CHAPTER XXIV.
VARIOUS OTHER METHODS.
Railroads are in the habit of giving special rates on stuff sent over their lines for other roads. “It is done,” says one of the leading traffic managers of the country, “on everything that is handled,—supplies, coal, and material.”[[239]] This enables any one who stands in with the management of a railroad to have coal, etc., billed at low rates to the railroad for him.

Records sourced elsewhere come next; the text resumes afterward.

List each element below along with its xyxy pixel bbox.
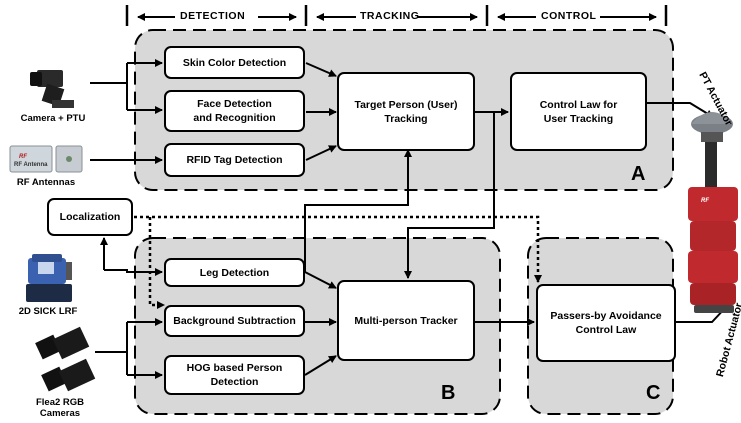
face-detection-block: Face Detection and Recognition xyxy=(164,90,305,132)
flea-cameras-label: Flea2 RGB Cameras xyxy=(20,397,100,419)
region-b-label: B xyxy=(441,382,456,404)
rfid-tag-detection-block: RFID Tag Detection xyxy=(164,143,305,177)
target-tracking-line1: Target Person (User) xyxy=(354,98,458,111)
region-c-label: C xyxy=(646,382,661,404)
hog-detection-line2: Detection xyxy=(210,376,259,388)
rf-antennas-icon: RF RF Antenna xyxy=(9,145,83,173)
svg-text:RF: RF xyxy=(19,154,27,160)
sick-lrf-label: 2D SICK LRF xyxy=(18,306,78,317)
passers-by-line2: Control Law xyxy=(575,324,637,336)
multi-person-tracker-block: Multi-person Tracker xyxy=(337,280,475,361)
hog-detection-line1: HOG based Person xyxy=(186,362,283,374)
sick-lrf-icon xyxy=(26,254,72,302)
target-tracking-line2: Tracking xyxy=(384,112,428,125)
user-tracking-control-law-block: Control Law for User Tracking xyxy=(510,72,647,151)
flea-cameras-label-line2: Cameras xyxy=(39,408,81,419)
control-law-line1: Control Law for xyxy=(539,98,618,111)
header-rule xyxy=(125,5,668,26)
target-person-tracking-block: Target Person (User) Tracking xyxy=(337,72,475,151)
rf-device-text: RF Antenna xyxy=(14,162,48,168)
rf-antennas-label: RF Antennas xyxy=(16,177,76,188)
header-detection: DETECTION xyxy=(180,10,246,22)
control-law-line2: User Tracking xyxy=(543,112,614,125)
background-subtraction-block: Background Subtraction xyxy=(164,305,305,337)
camera-ptu-label: Camera + PTU xyxy=(20,113,86,124)
passers-by-avoidance-block: Passers-by Avoidance Control Law xyxy=(536,284,676,362)
connectors xyxy=(90,59,729,379)
leg-detection-block: Leg Detection xyxy=(164,258,305,287)
flea-cameras-label-line1: Flea2 RGB xyxy=(35,397,85,408)
localization-block: Localization xyxy=(47,198,133,236)
localization-dotted-path xyxy=(134,215,542,309)
hog-person-detection-block: HOG based Person Detection xyxy=(164,355,305,395)
face-detection-line1: Face Detection xyxy=(197,98,272,110)
flea-cameras-icon xyxy=(35,326,96,392)
header-control: CONTROL xyxy=(541,10,597,22)
svg-text:RF: RF xyxy=(701,198,709,204)
robot-icon: RF xyxy=(688,112,738,313)
region-a-label: A xyxy=(631,163,646,185)
skin-color-detection-block: Skin Color Detection xyxy=(164,46,305,79)
passers-by-line1: Passers-by Avoidance xyxy=(550,310,662,322)
header-tracking: TRACKING xyxy=(360,10,420,22)
camera-ptu-icon xyxy=(30,70,74,108)
face-detection-line2: and Recognition xyxy=(193,112,276,124)
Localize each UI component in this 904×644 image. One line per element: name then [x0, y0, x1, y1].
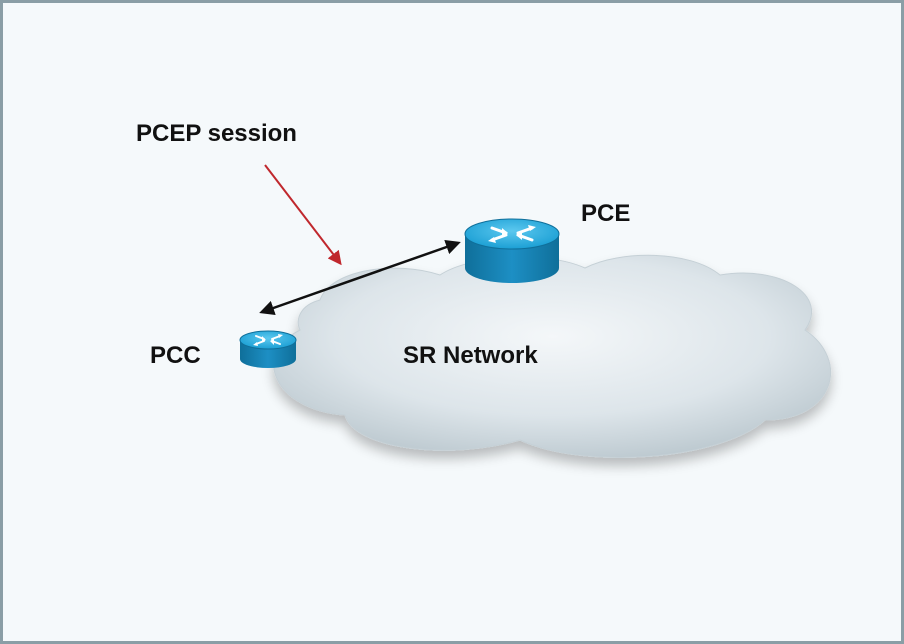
pcc-label: PCC — [150, 342, 201, 369]
pce-router-icon — [464, 218, 560, 283]
sr-network-cloud — [273, 254, 831, 458]
session-callout-arrow — [264, 164, 342, 266]
pce-label: PCE — [581, 200, 630, 227]
pcc-router-icon — [239, 330, 297, 368]
pcep-session-arrow — [259, 239, 461, 316]
pcep-session-label: PCEP session — [136, 120, 297, 147]
sr-network-label: SR Network — [403, 342, 538, 369]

The routing of freight is the source of a double discrimination. Connecting lines in some cases pay shippers to route the goods over their roads, while in other cases the connecting lines pay the rebates to the originating line, or make an agreement with it for reciprocal favors in the routing of freight.[[240]] Shippers receiving rebates from a connecting line can afford to pay the originating road or its clerks to route the goods over the said connecting line. Mr. Morawetz says it is customary for shippers to pay clerks in the routing department $5 or $10 to route the goods the way the shipper desires. Or it is done by giving theatre parties or presents to wives and daughters.[[241]]

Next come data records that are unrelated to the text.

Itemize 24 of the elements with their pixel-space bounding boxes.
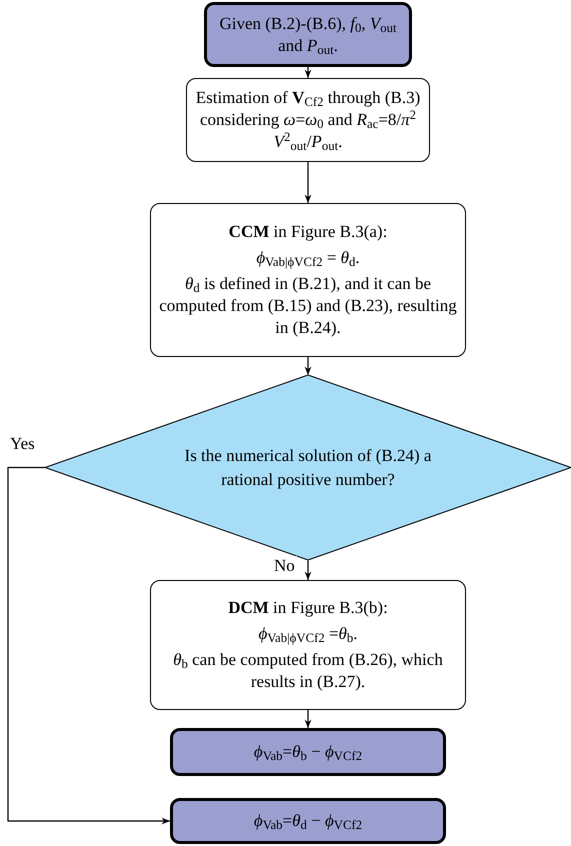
terminal-box (170, 798, 446, 844)
arrow (304, 357, 312, 375)
decision-diamond (45, 375, 571, 560)
arrow (304, 560, 312, 580)
arrow (304, 162, 312, 203)
box-text: ϕ$_{Vab}$=θ$_{b}$ − ϕ$_{VCf2}$ (254, 741, 362, 763)
box-text: Estimation of V$_{Cf2}$ through (B.3) considering ω=ω$_{0}$ and R$_{ac}$=8/π$^{2}$ V$^{2}$$_{out}$/P$_{out}$. (195, 87, 421, 153)
box-text: ϕ$_{Vab}$=θ$_{d}$ − ϕ$_{VCf2}$ (254, 810, 362, 832)
arrow (304, 710, 312, 728)
process-box (150, 580, 466, 710)
box-text: Given (B.2)-(B.6), f$_{0}$, V$_{out}$ and P$_{out}$. (218, 12, 398, 56)
terminal-box (170, 728, 446, 776)
box-text: θ$_{d}$ is defined in (B.21), and it can be computed from (B.15) and (B.23), resulting in (B.24). (159, 273, 457, 339)
box-text: ϕ$_{Vab|ϕVCf2}$ =θ$_{b}$. (258, 623, 358, 645)
process-box (150, 203, 466, 357)
arrow (304, 67, 312, 78)
terminal-box (204, 2, 412, 67)
box-text: DCM in Figure B.3(b): (228, 597, 388, 619)
box-text: ϕ$_{Vab|ϕVCf2}$ = θ$_{d}$. (256, 247, 360, 269)
decision-text: Is the numerical solution of (B.24) a rational positive number? (184, 444, 432, 491)
box-text: θ$_{b}$ can be computed from (B.26), which results in (B.27). (172, 649, 444, 693)
box-text: CCM in Figure B.3(a): (228, 221, 388, 243)
process-box (186, 78, 430, 162)
arrow (7, 466, 170, 824)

In the California Orange Routing Case (132 Fed. Rep. 829) the United States Circuit Court decided that an agreement between railroads as to routing, whereby the apportionment of freight to connecting roads is affected, is in the nature of a traffic pool and comes within the prohibition of pooling, Section 5, of the Interstate Act.
The Interstate Commission held that the regulations of the Southern Pacific and Santa Fe, reserving to themselves the right of routing, were unlawful under the discrimination clauses, but the court did not decide this point. (I. C. C. Rep. 1904, p. 78.)

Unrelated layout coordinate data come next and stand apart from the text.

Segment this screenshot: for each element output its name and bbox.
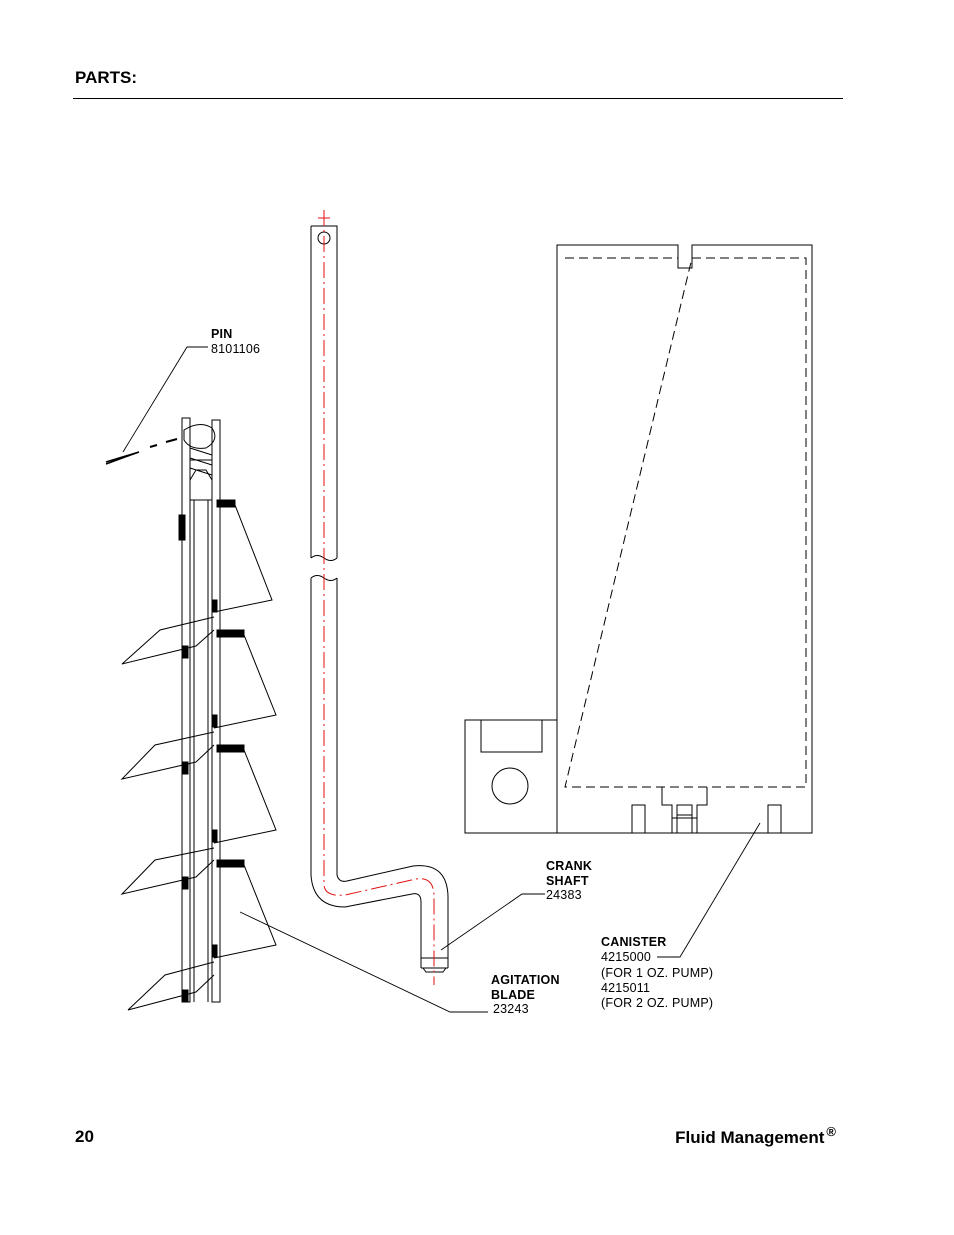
leader-lines: [122, 346, 761, 1013]
crank-shaft-name-line2: SHAFT: [546, 873, 589, 888]
brand-name: Fluid Management: [675, 1128, 825, 1147]
registered-mark: ®: [826, 1124, 836, 1139]
footer-brand: Fluid Management®: [675, 1124, 836, 1148]
pin-part-number: 8101106: [211, 341, 261, 356]
agitation-blade-part-number: 23243: [493, 1002, 529, 1016]
agitation-blade-label: AGITATION BLADE 23243: [491, 973, 560, 1017]
page-title: PARTS:: [75, 68, 138, 87]
pin-name: PIN: [211, 327, 233, 341]
canister-note-2: (FOR 2 OZ. PUMP): [601, 996, 714, 1011]
canister-part-number-1: 4215000: [601, 950, 652, 965]
page-number: 20: [75, 1127, 94, 1146]
crank-shaft-name-line1: CRANK: [546, 859, 593, 873]
canister-note-1: (FOR 1 OZ. PUMP): [601, 965, 714, 980]
crank-shaft-label: CRANK SHAFT 24383: [546, 859, 592, 903]
pin-label: PIN 8101106: [211, 327, 260, 356]
crank-shaft-part-number: 24383: [546, 888, 582, 902]
canister-label: CANISTER 4215000 (FOR 1 OZ. PUMP) 421501…: [601, 935, 713, 1011]
crank-shaft-drawing: [310, 210, 449, 985]
canister-drawing: [464, 244, 813, 834]
header-divider: [73, 98, 843, 99]
canister-part-number-2: 4215011: [601, 980, 651, 995]
agitation-blade-name-line2: BLADE: [491, 987, 536, 1002]
pin-drawing: [105, 438, 178, 465]
canister-name: CANISTER: [601, 935, 667, 949]
agitation-blade-name-line1: AGITATION: [491, 973, 560, 987]
agitation-blade-drawing: [120, 417, 277, 1011]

Mr. Ferguson says the private car-lines “sell the tonnage to the highest bidding connecting line. It is purely a matter of bargain and sale.”[[242]]
Unfair distribution of cars is an easy means of discrimination. Failure to furnish cars to complainant for shipments of grain, while supplying more than a fair proportion of cars to a competing shipper in the same town, is as effective as any rebate could be.[[243]]
Railways have refused cars to persons desiring to ship railroad ties which the railways did not wish to have go out of their own field.[[244]]
A Michigan railroad neglected to furnish the Richmond Elevator Company with cars in which to ship the hay the company had contracted to deliver, although the railroad was all the while supplying other shippers with cars for hay and straw, etc.[[245]]
The Pennsylvania Railroad has been recently sued by independent coal companies along its line for $2,000,000 damages for refusal to furnish cars in fair proportion. It is charged that the mines in which the railroad company is interested have had all the cars they needed, while the independents have not received cars enough to fill their orders; in consequence of which great loss has been inflicted upon them and their business diverted to the railway mines.